4. Tag: Ein Streifzug entlang der Küste Istriens führt heute nach Kroatien. Dort stehen die beiden alten venezianisch geprägten Küstenstädte Novigrad (Cittanova)und Porec (Parenzo)auf dem Programm. Novigrad bezaubert durch seine intime Altstadt hinter geschlossenen wehrhaften Mauern und die Zeugnisse seiner langen Geschichte. Die Siedlung, die schon in der Antike erst griechische, dann römische Kolonie war, glänzte von 524 bis 1831 als Bischofssitz.

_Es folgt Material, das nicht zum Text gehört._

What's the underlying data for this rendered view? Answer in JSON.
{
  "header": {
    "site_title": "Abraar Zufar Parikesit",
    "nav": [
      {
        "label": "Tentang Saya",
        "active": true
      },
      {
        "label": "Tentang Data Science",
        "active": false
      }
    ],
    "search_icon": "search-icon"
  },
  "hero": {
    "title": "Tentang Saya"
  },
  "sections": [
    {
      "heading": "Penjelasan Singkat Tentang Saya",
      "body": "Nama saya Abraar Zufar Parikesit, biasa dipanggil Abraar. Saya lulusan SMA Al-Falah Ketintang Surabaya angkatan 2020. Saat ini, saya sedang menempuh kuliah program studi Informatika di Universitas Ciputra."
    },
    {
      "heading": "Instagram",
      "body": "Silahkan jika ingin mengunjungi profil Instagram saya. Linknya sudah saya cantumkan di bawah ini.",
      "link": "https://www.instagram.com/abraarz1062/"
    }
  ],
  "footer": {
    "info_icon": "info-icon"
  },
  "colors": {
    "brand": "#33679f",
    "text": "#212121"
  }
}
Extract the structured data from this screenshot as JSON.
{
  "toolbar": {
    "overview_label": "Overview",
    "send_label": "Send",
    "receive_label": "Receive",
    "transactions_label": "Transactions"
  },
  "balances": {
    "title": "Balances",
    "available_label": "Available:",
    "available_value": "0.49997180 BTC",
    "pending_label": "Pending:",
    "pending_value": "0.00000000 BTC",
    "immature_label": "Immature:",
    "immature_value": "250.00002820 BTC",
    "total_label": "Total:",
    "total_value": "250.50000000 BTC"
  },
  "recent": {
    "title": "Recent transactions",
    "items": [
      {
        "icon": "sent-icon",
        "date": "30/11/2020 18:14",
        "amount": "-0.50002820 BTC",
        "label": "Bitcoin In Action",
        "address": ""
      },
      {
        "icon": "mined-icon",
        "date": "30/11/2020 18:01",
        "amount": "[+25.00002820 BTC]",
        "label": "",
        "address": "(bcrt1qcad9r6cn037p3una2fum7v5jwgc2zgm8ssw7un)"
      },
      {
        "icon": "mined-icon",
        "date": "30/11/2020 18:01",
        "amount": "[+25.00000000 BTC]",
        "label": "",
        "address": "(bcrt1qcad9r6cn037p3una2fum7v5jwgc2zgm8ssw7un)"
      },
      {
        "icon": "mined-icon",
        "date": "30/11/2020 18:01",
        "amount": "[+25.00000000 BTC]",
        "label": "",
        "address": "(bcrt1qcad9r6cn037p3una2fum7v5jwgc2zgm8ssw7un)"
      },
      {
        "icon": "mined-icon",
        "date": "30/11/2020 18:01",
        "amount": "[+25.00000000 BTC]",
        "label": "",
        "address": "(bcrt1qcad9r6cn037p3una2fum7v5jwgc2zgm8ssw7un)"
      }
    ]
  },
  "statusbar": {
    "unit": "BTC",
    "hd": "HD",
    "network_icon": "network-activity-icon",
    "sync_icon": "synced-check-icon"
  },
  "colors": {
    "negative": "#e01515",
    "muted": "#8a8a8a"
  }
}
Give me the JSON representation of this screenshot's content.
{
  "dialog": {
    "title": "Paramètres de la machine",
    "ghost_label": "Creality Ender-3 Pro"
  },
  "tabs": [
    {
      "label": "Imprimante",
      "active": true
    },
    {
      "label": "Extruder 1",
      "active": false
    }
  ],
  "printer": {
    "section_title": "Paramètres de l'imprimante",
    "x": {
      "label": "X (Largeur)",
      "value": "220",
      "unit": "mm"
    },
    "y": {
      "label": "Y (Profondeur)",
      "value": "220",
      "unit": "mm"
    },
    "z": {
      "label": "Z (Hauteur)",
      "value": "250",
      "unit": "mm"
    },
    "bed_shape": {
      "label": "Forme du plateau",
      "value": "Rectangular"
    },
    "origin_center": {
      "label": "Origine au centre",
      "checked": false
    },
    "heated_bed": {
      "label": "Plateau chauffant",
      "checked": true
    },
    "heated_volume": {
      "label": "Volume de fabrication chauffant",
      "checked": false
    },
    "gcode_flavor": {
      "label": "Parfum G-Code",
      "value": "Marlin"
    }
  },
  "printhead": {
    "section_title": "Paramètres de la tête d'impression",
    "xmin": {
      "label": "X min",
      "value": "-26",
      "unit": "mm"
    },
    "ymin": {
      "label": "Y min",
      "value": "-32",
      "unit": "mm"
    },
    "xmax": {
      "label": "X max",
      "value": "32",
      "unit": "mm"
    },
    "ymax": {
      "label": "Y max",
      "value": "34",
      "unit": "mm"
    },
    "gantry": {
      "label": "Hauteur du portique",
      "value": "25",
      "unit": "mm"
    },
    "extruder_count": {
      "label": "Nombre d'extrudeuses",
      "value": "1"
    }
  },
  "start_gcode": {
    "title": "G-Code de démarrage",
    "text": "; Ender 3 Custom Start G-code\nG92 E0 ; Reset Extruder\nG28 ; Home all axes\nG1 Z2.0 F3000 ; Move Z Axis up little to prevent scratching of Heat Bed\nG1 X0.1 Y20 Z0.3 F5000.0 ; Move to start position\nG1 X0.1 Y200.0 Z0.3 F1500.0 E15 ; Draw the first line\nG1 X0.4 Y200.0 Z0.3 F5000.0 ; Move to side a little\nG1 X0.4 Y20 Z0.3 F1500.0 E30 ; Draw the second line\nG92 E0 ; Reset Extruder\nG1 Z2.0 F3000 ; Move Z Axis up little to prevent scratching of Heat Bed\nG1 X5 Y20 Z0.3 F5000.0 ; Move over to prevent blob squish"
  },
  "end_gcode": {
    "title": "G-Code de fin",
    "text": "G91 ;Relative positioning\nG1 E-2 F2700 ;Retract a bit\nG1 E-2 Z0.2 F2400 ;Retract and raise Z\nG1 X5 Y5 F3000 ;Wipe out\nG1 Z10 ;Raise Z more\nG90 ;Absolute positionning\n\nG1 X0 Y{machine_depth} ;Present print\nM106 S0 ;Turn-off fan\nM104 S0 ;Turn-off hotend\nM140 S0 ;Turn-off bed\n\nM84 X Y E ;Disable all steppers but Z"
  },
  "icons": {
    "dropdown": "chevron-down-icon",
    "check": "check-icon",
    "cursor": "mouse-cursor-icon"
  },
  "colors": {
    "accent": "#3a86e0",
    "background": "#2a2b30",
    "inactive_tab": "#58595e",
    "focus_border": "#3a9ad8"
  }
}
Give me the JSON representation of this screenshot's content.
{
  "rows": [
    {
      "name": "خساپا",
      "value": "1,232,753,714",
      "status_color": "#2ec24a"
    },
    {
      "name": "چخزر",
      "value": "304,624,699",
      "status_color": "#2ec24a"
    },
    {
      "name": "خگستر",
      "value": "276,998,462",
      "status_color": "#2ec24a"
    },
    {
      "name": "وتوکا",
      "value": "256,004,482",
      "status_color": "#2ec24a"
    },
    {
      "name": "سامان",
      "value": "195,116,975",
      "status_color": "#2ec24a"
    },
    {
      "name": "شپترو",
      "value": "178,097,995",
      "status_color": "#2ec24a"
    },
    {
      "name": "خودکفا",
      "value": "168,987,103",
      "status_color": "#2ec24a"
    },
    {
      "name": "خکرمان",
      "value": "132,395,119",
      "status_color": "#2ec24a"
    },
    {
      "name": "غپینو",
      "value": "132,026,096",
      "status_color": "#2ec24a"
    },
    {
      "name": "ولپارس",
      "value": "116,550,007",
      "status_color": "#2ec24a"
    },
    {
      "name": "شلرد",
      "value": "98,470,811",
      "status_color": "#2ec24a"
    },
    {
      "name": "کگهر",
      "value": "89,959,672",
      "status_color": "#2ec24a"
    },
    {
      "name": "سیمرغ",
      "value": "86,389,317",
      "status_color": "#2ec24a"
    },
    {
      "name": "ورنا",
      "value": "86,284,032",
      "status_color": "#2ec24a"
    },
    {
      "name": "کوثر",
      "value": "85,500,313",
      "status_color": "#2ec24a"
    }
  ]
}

Auch Porec hat heute noch erlebbare antike Wurzeln, aber seine wichtigste Sehenswürdigkeit ist die byzantinische Euphrasius-Basilika aus der zeit um 550. Die mit herrlichen Mosaiken ausgeschmückte Kirche steht seit 1997 auf der Weltkulturerbeliste der UNESCO.
Die Rückfahrt bietet mit einem kleinen Abstecher zum venezianischen Festungsstädtchen Motovun (Montana) noch einen besonderen Leckerbissen. Zum einem gefällt die malerische Altstadt durch ihre Gassenbilder, zum anderen bietet sich vom Stadthügel ein grandioser Blick über die Hügel des Mirna-Tales und die Küste.
Von dort geht es an den großen Salzfeldern an der Dragonja entlang zurück nach ....

5. Tag: Ein Halbtagesausflug führt ins Hinterland von Triest. Zwei Attraktionen unterschiedlicher Art erwarten uns heute: eine entlegene Bergkirche mit kostbaren Fresken und edle Pferde in Lipica. Zunächst gehört unsere Aufmerksamkeit dem Gestüt Lipica, der Heimat der Lipizzaner der Wiener Hofreitschule. Wir werden einen Rundgang durch das Gestüt machen und einer Vorführung der wessen Pferde beiwohnen.
Die zweite Station des Tages gilt dem abgelegenen Bergdorf Hrastovlje (Cristoglie). Dort interessiert uns die romanische Wehrkirche zur Heiligen Dreifaltigkeit und der in ihr wohlerhaltene 500 Jahre alte Bildzyklus der Passion Christi und eines Totentanzes.
Der Nachmittag steht zur freien Verfügung.

6. Tag: Den Abschiedsschmerz von Slowenien soll ein Zwischenstopp in der Hauptstadt Ljubljana (Laibach) ein wenig lindern. Die überschaubare Metropole gilt unter Kennern als Geheimtipp unter den historischen Zentren Europas, ist die Stadt doch längst nicht so überlaufen wie etwa Salzburg oder Graz. Mit den beiden genannten Städten lässt sich im Stadtbild viel gemeinsames entdecken. Eine große Burganlage überragt auf steiler Höhe die alte Stadt, die sich zwischen Lubljanica und Burgberg drängt. Viel Erhaltenes aus Kaiser Franz Josefs Zeiten verleiht der charmanten Stadt einen ausgesprochen repräsentativen Charakter.
Nach dem nostalgischen Bummel durch die Stadt geht es über die Tauernautobahn zurück nach Eching.